With lazy migration, memory distributed across a system as the result of memory allocation and scheduling decisions can be slowly pulled back to the optimal node. But it is better to avoid making that kind of mess in the first place. So the second part of the patch set starts by adding the concept of a "home node" to a process. Each process (or "NUMA entity" - meaning groups containing a set of processes) is assigned a home node at fork() time. The scheduler will then try hard to avoid moving a process off its home node, but within bounds: a process will still be run on a non-home node if the alternative would be an unbalanced system. Memory allocations will, by default, be performed on the home node, even if the process is running elsewhere at the time.

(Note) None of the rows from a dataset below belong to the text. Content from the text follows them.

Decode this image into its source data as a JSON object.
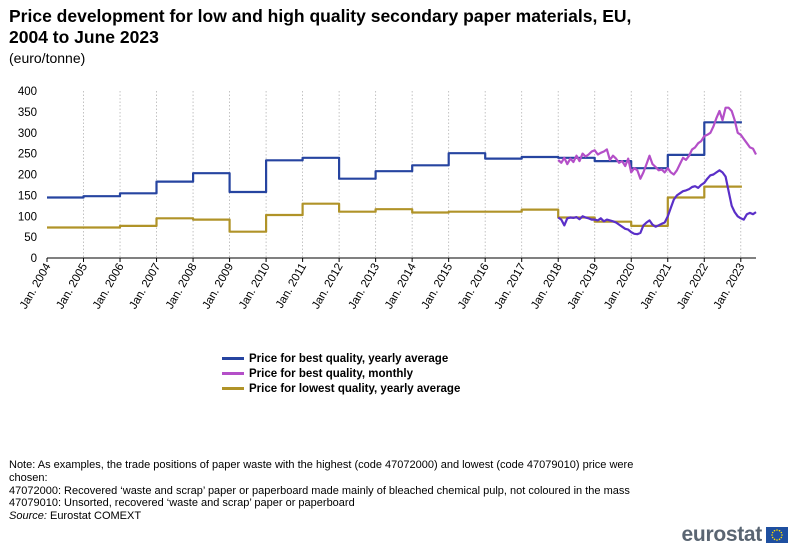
{
  "title": "Price development for low and high quality secondary paper materials, EU, 2004 to June 2023",
  "subtitle": "(euro/tonne)",
  "legend": [
    {
      "label": "Price for best quality, yearly average",
      "color": "#2644a0"
    },
    {
      "label": "Price for best quality, monthly",
      "color": "#b44fc8"
    },
    {
      "label": "Price for lowest quality, yearly average",
      "color": "#b09328"
    }
  ],
  "notes": [
    "Note: As examples, the trade positions of paper waste with the highest (code 47072000) and lowest (code 47079010) price were chosen:",
    "47072000: Recovered ‘waste and scrap’ paper or paperboard made mainly of bleached chemical pulp, not coloured in the mass",
    "47079010: Unsorted, recovered ‘waste and scrap’ paper or paperboard"
  ],
  "source": {
    "label": "Source:",
    "text": " Eurostat COMEXT"
  },
  "logo": {
    "text": "eurostat",
    "flag_color": "#1e4fa0",
    "star_color": "#ffdd00"
  },
  "chart_data": {
    "type": "line",
    "title": "Price development for low and high quality secondary paper materials, EU, 2004 to June 2023",
    "ylabel": "(euro/tonne)",
    "ylim": [
      0,
      400
    ],
    "yticks": [
      0,
      50,
      100,
      150,
      200,
      250,
      300,
      350,
      400
    ],
    "x_range": [
      "2004-01",
      "2023-06"
    ],
    "xticks": [
      "Jan. 2004",
      "Jan. 2005",
      "Jan. 2006",
      "Jan. 2007",
      "Jan. 2008",
      "Jan. 2009",
      "Jan. 2010",
      "Jan. 2011",
      "Jan. 2012",
      "Jan. 2013",
      "Jan. 2014",
      "Jan. 2015",
      "Jan. 2016",
      "Jan. 2017",
      "Jan. 2018",
      "Jan. 2019",
      "Jan. 2020",
      "Jan. 2021",
      "Jan. 2022",
      "Jan. 2023"
    ],
    "grid": "vertical dotted",
    "legend_position": "bottom",
    "series": [
      {
        "name": "Price for best quality, yearly average",
        "color": "#2644a0",
        "style": "step",
        "years": [
          2004,
          2005,
          2006,
          2007,
          2008,
          2009,
          2010,
          2011,
          2012,
          2013,
          2014,
          2015,
          2016,
          2017,
          2018,
          2019,
          2020,
          2021,
          2022,
          2023
        ],
        "values": [
          145,
          148,
          155,
          183,
          203,
          158,
          234,
          240,
          190,
          208,
          222,
          251,
          238,
          242,
          240,
          232,
          215,
          247,
          325,
          325
        ]
      },
      {
        "name": "Price for lowest quality, yearly average",
        "color": "#b09328",
        "style": "step",
        "years": [
          2004,
          2005,
          2006,
          2007,
          2008,
          2009,
          2010,
          2011,
          2012,
          2013,
          2014,
          2015,
          2016,
          2017,
          2018,
          2019,
          2020,
          2021,
          2022,
          2023
        ],
        "values": [
          73,
          73,
          77,
          95,
          92,
          63,
          103,
          130,
          111,
          117,
          109,
          111,
          111,
          116,
          97,
          87,
          77,
          145,
          171,
          171
        ]
      },
      {
        "name": "Price for best quality, monthly",
        "color": "#b44fc8",
        "style": "monthly",
        "start": "2018-01",
        "values": [
          235,
          228,
          240,
          225,
          238,
          230,
          245,
          232,
          250,
          243,
          248,
          255,
          258,
          248,
          252,
          255,
          260,
          235,
          245,
          238,
          228,
          232,
          220,
          238,
          205,
          215,
          210,
          190,
          205,
          225,
          245,
          225,
          218,
          210,
          212,
          205,
          215,
          205,
          200,
          210,
          225,
          240,
          235,
          245,
          260,
          265,
          275,
          280,
          292,
          295,
          300,
          315,
          335,
          352,
          330,
          360,
          360,
          352,
          330,
          300,
          295,
          285,
          275,
          265,
          262,
          248
        ]
      },
      {
        "name": "",
        "color": "#5a2fc8",
        "style": "monthly",
        "start": "2018-01",
        "values": [
          97,
          92,
          78,
          95,
          97,
          96,
          98,
          93,
          100,
          97,
          95,
          92,
          92,
          90,
          95,
          88,
          92,
          90,
          88,
          85,
          80,
          75,
          70,
          68,
          62,
          58,
          57,
          60,
          78,
          85,
          90,
          80,
          75,
          78,
          82,
          85,
          100,
          120,
          140,
          150,
          155,
          160,
          162,
          165,
          170,
          172,
          168,
          175,
          180,
          190,
          198,
          200,
          205,
          210,
          205,
          195,
          160,
          125,
          110,
          100,
          95,
          92,
          105,
          108,
          105,
          110
        ]
      }
    ]
  }
}
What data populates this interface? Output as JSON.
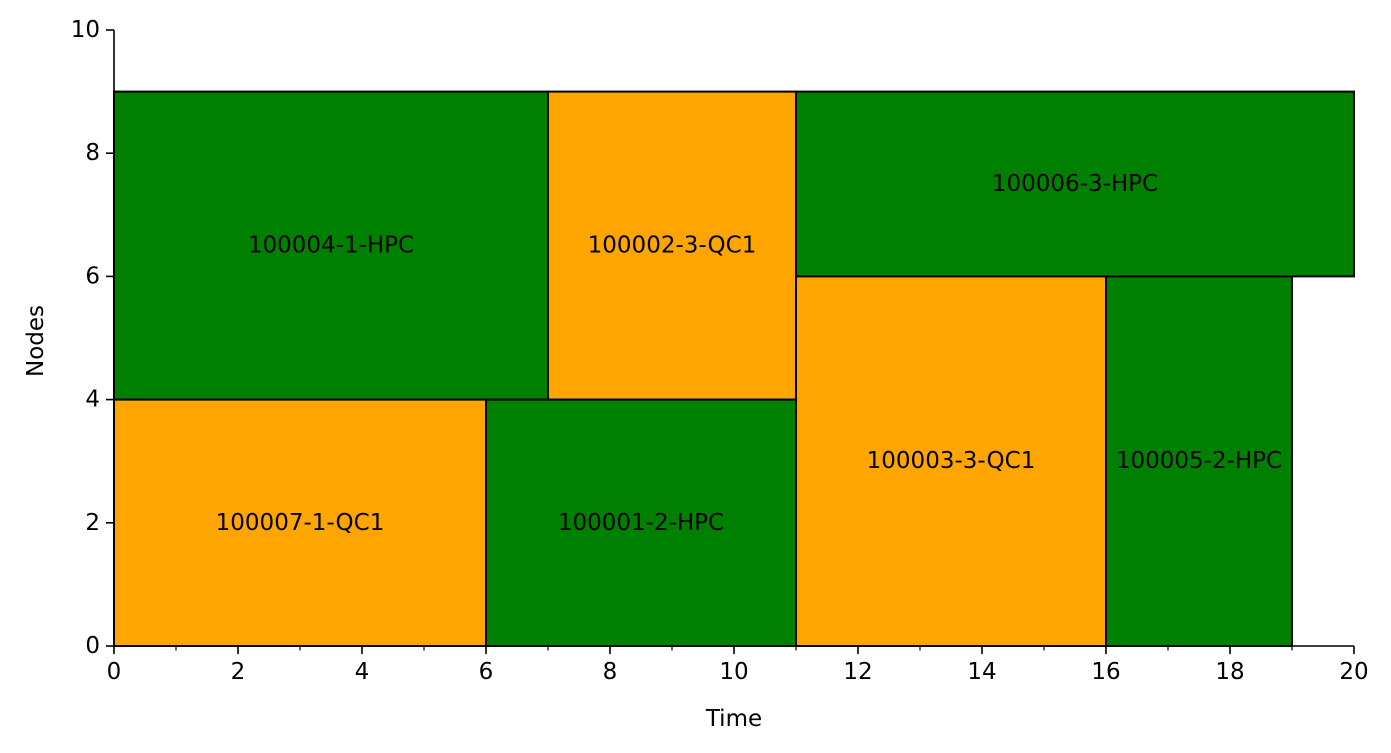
{
  "chart_data": {
    "type": "gantt",
    "title": "",
    "xlabel": "Time",
    "ylabel": "Nodes",
    "xlim": [
      0,
      20
    ],
    "ylim": [
      0,
      10
    ],
    "xticks": [
      0,
      2,
      4,
      6,
      8,
      10,
      12,
      14,
      16,
      18,
      20
    ],
    "xticks_minor": [
      1,
      3,
      5,
      7,
      9,
      11,
      13,
      15,
      17,
      19
    ],
    "yticks": [
      0,
      2,
      4,
      6,
      8,
      10
    ],
    "grid": false,
    "colors": {
      "HPC": "#008000",
      "QC1": "#ffa500",
      "edge": "#000000"
    },
    "jobs": [
      {
        "label": "100004-1-HPC",
        "type": "HPC",
        "start": 0,
        "end": 7,
        "node_start": 4,
        "node_end": 9
      },
      {
        "label": "100002-3-QC1",
        "type": "QC1",
        "start": 7,
        "end": 11,
        "node_start": 4,
        "node_end": 9
      },
      {
        "label": "100006-3-HPC",
        "type": "HPC",
        "start": 11,
        "end": 20,
        "node_start": 6,
        "node_end": 9
      },
      {
        "label": "100007-1-QC1",
        "type": "QC1",
        "start": 0,
        "end": 6,
        "node_start": 0,
        "node_end": 4
      },
      {
        "label": "100001-2-HPC",
        "type": "HPC",
        "start": 6,
        "end": 11,
        "node_start": 0,
        "node_end": 4
      },
      {
        "label": "100003-3-QC1",
        "type": "QC1",
        "start": 11,
        "end": 16,
        "node_start": 0,
        "node_end": 6
      },
      {
        "label": "100005-2-HPC",
        "type": "HPC",
        "start": 16,
        "end": 19,
        "node_start": 0,
        "node_end": 6
      }
    ]
  }
}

These policies should minimize the scattering of memory across the system, but, with this kind of scheduling regime, it is inevitable that, eventually, one node will end up with too many processes and too little memory while others are underutilized. So, sometimes, it will be necessary to rebalance things. When the scheduler notices that long-running tasks are being forced away from their home nodes - or that they are having to allocate memory non-locally - it will consider migrating them to a new node. Migration is not a half-measure in this case; the scheduler will move both the process and its memory (using the lazy migration mechanism) to the target node. The move is expensive, but the process (and the system) should run much more efficiently once it's done. It only makes sense for processes that are going to be around for a while, though; the patch set tries to approximate that goal by only considering processes with at least one second of run time for migration.

The final piece is a pair of new system calls allowing processes to be put into "NUMA groups" that will share the same home node. If one of them is migrated, the entire group will be migrated. The first system call is:

    int numa_tbind(int tid, int ng_id, unsigned long flags);

This system call will bind the thread identified by tid to the NUMA group identified by ng_id; the flags argument is currently unused and must be zero. If ng_id is passed as MS_ID_GET, the system call will, instead, simply return the current NUMA group ID for the given thread. A value of MS_ID_NEW, instead, creates a new NUMA group, binds the thread to that group, and returns the new ID.

The second new system call is:

    int numa_mbind(void *addr, unsigned long len, int ng_id, unsigned long flags);

This call will set up a memory policy for the region of len bytes starting at addr and bind it to the NUMA group identified by ng_id. If necessary, lazy migration will be used to move the memory over to the node where the given NUMA group is based. Once again, flags is unused and must be zero. Once the memory is bound to the NUMA group, it will stay with the processes in that group; if the processes are moved, the memory will move with them.

Peter provided some benchmark results from a two-node system. Without the NUMA balancing patches, over time, the benchmark ended up with just as many remote memory accesses as local accesses - allocated memory was spread across the system. With the NUMA balancer, 86% of the memory accesses were local, leading to a significant speedup. As Peter put it: "These numbers also show that while there's a marked improvement, there's still some gain to be had. The current numa balancer is still somewhat fickle." A certain amount of fickleness is perhaps to be expected for such an involved patch set, given how young it is. Given some time, reviews, and testing, it should evolve into a solid scheduler component, giving Linux far better NUMA performance than it has ever had in the past.